Even in Brad's case, he still doesn't know how to make judgment calls of what items to buy in a given match, and still relies on guides. Part of that is because I think he spends too much time playing in parties of experienced Dota players and lets them make decisions for him, and doesn't seem to have put as much time into solo queue, learning the hard lessons on his own. Even if that weren't the case, it definitely takes a while to learn why you buy certain items in some matches but not others. And then the entire concept of drafting/creating teams also has a lot of nuance to it that takes forever to learn.
So I get it. It's pretty dense, and it takes a while to understand what is going on.
Why did Dan use his energy drink first at like ~30-35 minutes in, when he was at like 40% health? The bandage takes less time, and heals more immediately. The energy drink heal is super slow and is for popping when you're near full, or when it's the end of the game and you pop a zillion at once for super speed health regen.
But yeah, Dan confirmed terrible teammate. Never calls out good gear he already has but others might need; he picks up weapon attachments for people, but never calls out backpacks, helmet, weapons, etc. Also he's constantly super far from team looting things and keeps looting even when people say they are under fire.
He's also probably the worst person to have the stream watch since he so often isn't part of the action because he either dies alone because he's way too far away, or he goes back to help when it's way too late and dies immediately.
Man, the Gamecube was such a great console. Sunshine, Wind Waker, Prime, Pikmin, Melee, Resi 4, Viewtiful Joe, Animal Crossing, Luigi's Mansion.
It really wasn't. Nostalgia goggles hitting you hard there, mate. Reckon Gamecube is the worst mainline console of the last 20 years.
If you want to talk worst mainline console, the original Xbox and the Wii U both have underwhelming, mildly troubled lifespans, and a rather short list of truly must-play titles. Those 2 are much more deserving of the shade you are throwing. The Gamecube is fine.
Either I'm crazy or Dan claiming he's "whatever the opposite of a germaphobe is" is INSANE AS HELL. Hasn't he been very freaked out by stuff on the podcast(s) before? Or am I just misremembering and it was just bugs in dates?

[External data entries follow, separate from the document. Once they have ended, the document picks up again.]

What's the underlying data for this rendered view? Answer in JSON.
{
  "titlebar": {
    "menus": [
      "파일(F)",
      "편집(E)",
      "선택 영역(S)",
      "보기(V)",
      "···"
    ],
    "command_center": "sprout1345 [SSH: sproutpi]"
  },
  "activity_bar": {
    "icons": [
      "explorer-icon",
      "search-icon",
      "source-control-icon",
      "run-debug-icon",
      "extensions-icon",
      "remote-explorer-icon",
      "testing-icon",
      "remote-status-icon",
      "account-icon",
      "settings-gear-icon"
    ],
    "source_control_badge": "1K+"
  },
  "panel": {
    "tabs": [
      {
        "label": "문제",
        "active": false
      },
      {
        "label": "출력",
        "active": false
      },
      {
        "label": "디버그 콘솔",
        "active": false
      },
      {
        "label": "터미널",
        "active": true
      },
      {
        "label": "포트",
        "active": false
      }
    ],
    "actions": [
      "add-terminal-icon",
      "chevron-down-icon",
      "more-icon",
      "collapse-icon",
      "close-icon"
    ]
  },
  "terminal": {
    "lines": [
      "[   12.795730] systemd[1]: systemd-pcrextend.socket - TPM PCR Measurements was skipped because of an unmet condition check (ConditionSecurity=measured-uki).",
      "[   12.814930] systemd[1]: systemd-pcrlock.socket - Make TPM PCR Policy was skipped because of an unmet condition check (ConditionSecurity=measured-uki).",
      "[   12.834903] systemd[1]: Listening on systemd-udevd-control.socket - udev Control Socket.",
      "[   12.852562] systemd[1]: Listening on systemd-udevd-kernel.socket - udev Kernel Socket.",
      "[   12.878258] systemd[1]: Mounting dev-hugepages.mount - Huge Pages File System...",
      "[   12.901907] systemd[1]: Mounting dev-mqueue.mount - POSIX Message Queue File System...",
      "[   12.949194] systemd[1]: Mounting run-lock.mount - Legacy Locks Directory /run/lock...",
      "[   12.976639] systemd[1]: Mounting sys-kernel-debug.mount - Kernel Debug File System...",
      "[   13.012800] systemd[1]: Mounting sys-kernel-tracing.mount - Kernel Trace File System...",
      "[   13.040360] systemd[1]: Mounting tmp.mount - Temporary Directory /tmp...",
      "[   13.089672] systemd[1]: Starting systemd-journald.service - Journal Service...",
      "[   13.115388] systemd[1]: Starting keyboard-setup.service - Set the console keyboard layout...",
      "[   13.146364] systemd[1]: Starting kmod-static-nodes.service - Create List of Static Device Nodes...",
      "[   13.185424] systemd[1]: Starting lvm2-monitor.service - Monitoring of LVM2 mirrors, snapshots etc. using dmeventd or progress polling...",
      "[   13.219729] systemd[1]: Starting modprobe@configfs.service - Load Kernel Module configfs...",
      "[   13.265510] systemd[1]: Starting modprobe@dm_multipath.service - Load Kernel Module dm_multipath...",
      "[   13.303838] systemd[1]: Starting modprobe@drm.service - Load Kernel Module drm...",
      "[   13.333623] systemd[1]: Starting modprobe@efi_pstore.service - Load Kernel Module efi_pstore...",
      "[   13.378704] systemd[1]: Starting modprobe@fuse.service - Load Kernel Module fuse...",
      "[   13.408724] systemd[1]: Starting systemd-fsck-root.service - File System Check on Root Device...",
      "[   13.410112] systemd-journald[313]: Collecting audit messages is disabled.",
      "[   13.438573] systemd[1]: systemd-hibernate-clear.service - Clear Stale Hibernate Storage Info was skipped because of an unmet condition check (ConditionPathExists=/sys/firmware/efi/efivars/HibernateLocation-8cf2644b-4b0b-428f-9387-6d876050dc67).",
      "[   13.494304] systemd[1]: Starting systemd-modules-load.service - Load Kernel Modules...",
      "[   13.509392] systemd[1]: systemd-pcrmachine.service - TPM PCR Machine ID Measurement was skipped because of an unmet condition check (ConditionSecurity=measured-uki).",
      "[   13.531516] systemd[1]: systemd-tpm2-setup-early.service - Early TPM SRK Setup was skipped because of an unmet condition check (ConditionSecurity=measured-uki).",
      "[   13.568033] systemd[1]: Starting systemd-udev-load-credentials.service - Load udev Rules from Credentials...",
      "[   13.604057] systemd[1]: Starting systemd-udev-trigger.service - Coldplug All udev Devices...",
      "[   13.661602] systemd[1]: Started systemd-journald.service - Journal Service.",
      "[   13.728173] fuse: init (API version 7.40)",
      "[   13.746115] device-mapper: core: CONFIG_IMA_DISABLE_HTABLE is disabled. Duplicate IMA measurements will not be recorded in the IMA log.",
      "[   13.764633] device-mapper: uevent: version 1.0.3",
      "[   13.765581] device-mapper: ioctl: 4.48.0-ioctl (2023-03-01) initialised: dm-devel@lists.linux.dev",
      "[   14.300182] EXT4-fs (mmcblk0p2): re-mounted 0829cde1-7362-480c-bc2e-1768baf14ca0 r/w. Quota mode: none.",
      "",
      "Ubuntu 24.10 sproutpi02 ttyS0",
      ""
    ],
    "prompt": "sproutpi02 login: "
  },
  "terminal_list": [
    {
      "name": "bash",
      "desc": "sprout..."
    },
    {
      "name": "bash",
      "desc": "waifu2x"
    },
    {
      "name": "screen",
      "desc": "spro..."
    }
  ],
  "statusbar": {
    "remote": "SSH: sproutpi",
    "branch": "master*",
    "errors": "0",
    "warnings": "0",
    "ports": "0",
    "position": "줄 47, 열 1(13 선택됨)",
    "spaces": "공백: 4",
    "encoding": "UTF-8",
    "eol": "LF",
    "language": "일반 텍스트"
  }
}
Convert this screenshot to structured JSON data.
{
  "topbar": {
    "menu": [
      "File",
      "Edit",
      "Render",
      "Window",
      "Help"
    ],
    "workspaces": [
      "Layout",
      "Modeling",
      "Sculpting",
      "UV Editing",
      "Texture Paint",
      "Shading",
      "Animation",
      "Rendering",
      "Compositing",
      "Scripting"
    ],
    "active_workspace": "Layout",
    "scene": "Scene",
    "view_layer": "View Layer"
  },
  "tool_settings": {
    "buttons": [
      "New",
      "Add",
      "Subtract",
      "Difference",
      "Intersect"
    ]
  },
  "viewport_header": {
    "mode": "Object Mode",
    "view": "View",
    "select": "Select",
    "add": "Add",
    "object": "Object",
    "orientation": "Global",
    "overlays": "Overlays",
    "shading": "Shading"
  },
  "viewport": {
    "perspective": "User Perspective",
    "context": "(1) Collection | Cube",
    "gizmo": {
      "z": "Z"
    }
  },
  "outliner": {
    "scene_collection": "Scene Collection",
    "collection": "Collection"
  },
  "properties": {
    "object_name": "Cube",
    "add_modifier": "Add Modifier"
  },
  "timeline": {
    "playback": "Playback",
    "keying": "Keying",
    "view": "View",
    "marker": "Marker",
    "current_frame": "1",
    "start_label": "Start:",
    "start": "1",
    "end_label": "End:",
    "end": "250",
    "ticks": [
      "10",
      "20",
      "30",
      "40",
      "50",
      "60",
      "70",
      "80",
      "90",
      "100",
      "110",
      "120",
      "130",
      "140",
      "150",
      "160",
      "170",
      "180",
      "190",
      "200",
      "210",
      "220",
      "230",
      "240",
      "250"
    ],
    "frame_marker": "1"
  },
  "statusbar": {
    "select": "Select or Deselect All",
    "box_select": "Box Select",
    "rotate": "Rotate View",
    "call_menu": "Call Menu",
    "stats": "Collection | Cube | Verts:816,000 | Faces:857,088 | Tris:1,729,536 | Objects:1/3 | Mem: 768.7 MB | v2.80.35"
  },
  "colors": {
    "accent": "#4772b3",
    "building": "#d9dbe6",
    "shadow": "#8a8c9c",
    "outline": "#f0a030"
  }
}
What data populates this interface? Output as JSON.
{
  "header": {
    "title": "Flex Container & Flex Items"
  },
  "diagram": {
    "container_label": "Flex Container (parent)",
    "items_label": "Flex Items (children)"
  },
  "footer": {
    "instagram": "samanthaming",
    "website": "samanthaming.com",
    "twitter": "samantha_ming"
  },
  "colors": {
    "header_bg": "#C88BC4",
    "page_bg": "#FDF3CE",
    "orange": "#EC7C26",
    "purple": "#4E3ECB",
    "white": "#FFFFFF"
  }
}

It probably isn't like, a clinically diagnosable level of it, but yeah, there have been several times on various podcasts where Dan has seemed very particular about cleanliness, in a way that is above and beyond what a typical American human would care about.
I will not stand for the amount of board game bashing in this week's podcast. It's an injustice, I tell you!
Overall I think they're too harsh on board games that are complex or have a lot of pieces. That being said, Ben has a point that some board games people speak highly of have pretty low player interaction, and I'm also not a very big fan of those games.
For example, people talk a big game about Terra Mystica, but it's like if Catan had no trading so the only interaction with others is constructing buildings that block them off from constructing their own buildings, or buying certain once-per-round resources before others can that round. It's well balanced for what it is, but it's just pretty dull that each player is largely playing their own game of solitaire by converting resources and buildings into other things that increase your victory points, and then at the end you all do your taxes to see who has the most deductions and gets the biggest refund. ...Yay.